Certamente, conter as despesas depois de um regime de total descontrole das finanças públicas, chegando a abrir um rombo de R$170 bilhões até há pouco tempo encoberto por contabilidade criativa, é uma necessidade. Porém, nunca se pode perder de vista que o equilíbrio orçamentário não é um fim em si mesmo, mas, um instrumento para equilibrar a economia. O que importa é a qualidade da despesa pública e não apenas a sua contenção. Ao que saibamos, de um lado, mais de 30% dos recursos arrecadados não se destinaram ao cumprimento das finalidades do Estado. De outro lado, bilhões deixam de ser arrecadados por conta de incentivos fiscais manipulados  e direcionados, patrocinados por lobistas que conduziram a ação do legislador palaciano por meio de medidas provisórias. Isso agravou os setores produtivos que ficaram à margem desses benefícios fiscais espúrios levando-os, ou à insolvência ou a diminuição do ritmo de produtividade engrossando a fila dos desempregados por conta da sobrecarga de tributos decorrentes da exoneração fiscal dos benefiados por instrumentos normativos peculiares..
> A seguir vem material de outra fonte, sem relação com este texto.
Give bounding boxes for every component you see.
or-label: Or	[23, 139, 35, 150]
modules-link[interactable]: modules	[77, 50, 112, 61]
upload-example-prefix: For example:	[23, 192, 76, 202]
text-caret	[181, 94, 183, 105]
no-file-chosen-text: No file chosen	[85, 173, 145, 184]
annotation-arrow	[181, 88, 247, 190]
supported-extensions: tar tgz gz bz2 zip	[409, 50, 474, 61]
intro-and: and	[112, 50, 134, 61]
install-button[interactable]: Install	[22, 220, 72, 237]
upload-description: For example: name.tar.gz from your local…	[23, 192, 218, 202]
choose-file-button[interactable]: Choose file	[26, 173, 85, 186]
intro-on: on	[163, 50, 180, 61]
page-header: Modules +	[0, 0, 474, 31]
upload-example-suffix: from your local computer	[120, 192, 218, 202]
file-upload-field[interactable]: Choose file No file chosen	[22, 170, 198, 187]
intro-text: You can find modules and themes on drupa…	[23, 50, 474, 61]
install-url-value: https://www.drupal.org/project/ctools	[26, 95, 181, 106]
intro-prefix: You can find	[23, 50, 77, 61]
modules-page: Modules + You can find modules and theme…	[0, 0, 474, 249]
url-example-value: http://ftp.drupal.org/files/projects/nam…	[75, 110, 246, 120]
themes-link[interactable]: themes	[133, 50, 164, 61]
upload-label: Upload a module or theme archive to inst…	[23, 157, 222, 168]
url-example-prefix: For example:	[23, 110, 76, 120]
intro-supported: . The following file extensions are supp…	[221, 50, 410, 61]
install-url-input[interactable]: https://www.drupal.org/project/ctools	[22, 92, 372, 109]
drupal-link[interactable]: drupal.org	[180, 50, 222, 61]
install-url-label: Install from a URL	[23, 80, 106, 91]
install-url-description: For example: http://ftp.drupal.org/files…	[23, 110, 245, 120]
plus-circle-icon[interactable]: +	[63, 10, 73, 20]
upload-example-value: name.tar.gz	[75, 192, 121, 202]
Ao invés de se preocupar com essa PEC que tudo indica – não sairá do papel,  deveria o governo acionar os mecanismos previstos na Lei de Responsabilidade Fiscal para conter despesas inúteis e combater a corrupção. Só  para ilustrar, no programa Bolsa Família, entre os exercícios de 2013 e 2014, foram desviados R$2,577 bilhões que corresponde a 4,5% do total do período.  Descobriu-se 548.670 servidores públicos como beneficiários; 318.130 empresários; 89.586 doadores de campanha recuperando por via de benefício social e – pasmem os céus – 49.423 mortos e sepultados alimentando-se do Bolsa Família.

Em mãos de corruptos e de incompetentes toda a receita pública do mundo será sempre insuficiente. A contrario sensu, em mãos de probos e competentes uma receita modesta será o suficiente para implementar os serviços públicos básicos de qualidade.

Por fim, se realmente o Executivo e o Legislativo têm realmente vontade política de limitar os gastos públicos deveriam se preocupar em reduzir o tamanho do Estado mediante a priorização,  por exemplo, da PEC da redução do número de parlamentares mais caros do mundo que está tramitando a passos de tartaruga; eliminação dos cargos comissionados a partir do segundo escalão, inclusive, devolvendo à administração pública o quadro de servidores efetivos e qualificados, submetidos aos rígidos princípios da hierarquia, a fim de preservar a moralidade pública e minimizar os atos de corrupção; e por derradeiro, enxugar os órgãos do Poder Judiciário que se sobrepõem gerando intermináveis conflitos de competência conduzindo à morosidade e ao elevado custo de sua atuação. Enquanto não se fizer isso, uma Emenda para limitar os gastos não surtirá os efeitos aparentemente desejados.

É fácil limitar gastos por via de uma Emenda. O difícil é a sua redução real mediante corte das mordomias, dos privilégios que atentam contra a moralidade pública, e supressão de benefícios fiscais e sociais desvirtuados que corroem o Erário. Sem essas medidas a economia de despesas ficará apenas no papel. É preciso atos concretos de redução das despesas públicas.

Aprovar uma Emenda, sem execução concreta dos atos de contenção de despesas de nada adiantará. Soará como mero discurso de palanque em campanha eleitoral para uma eleito governar exatamente em sentido inverso ou muito diferente daquela apregoado em campanha. AS História está cheio de exemplos dessa natureza.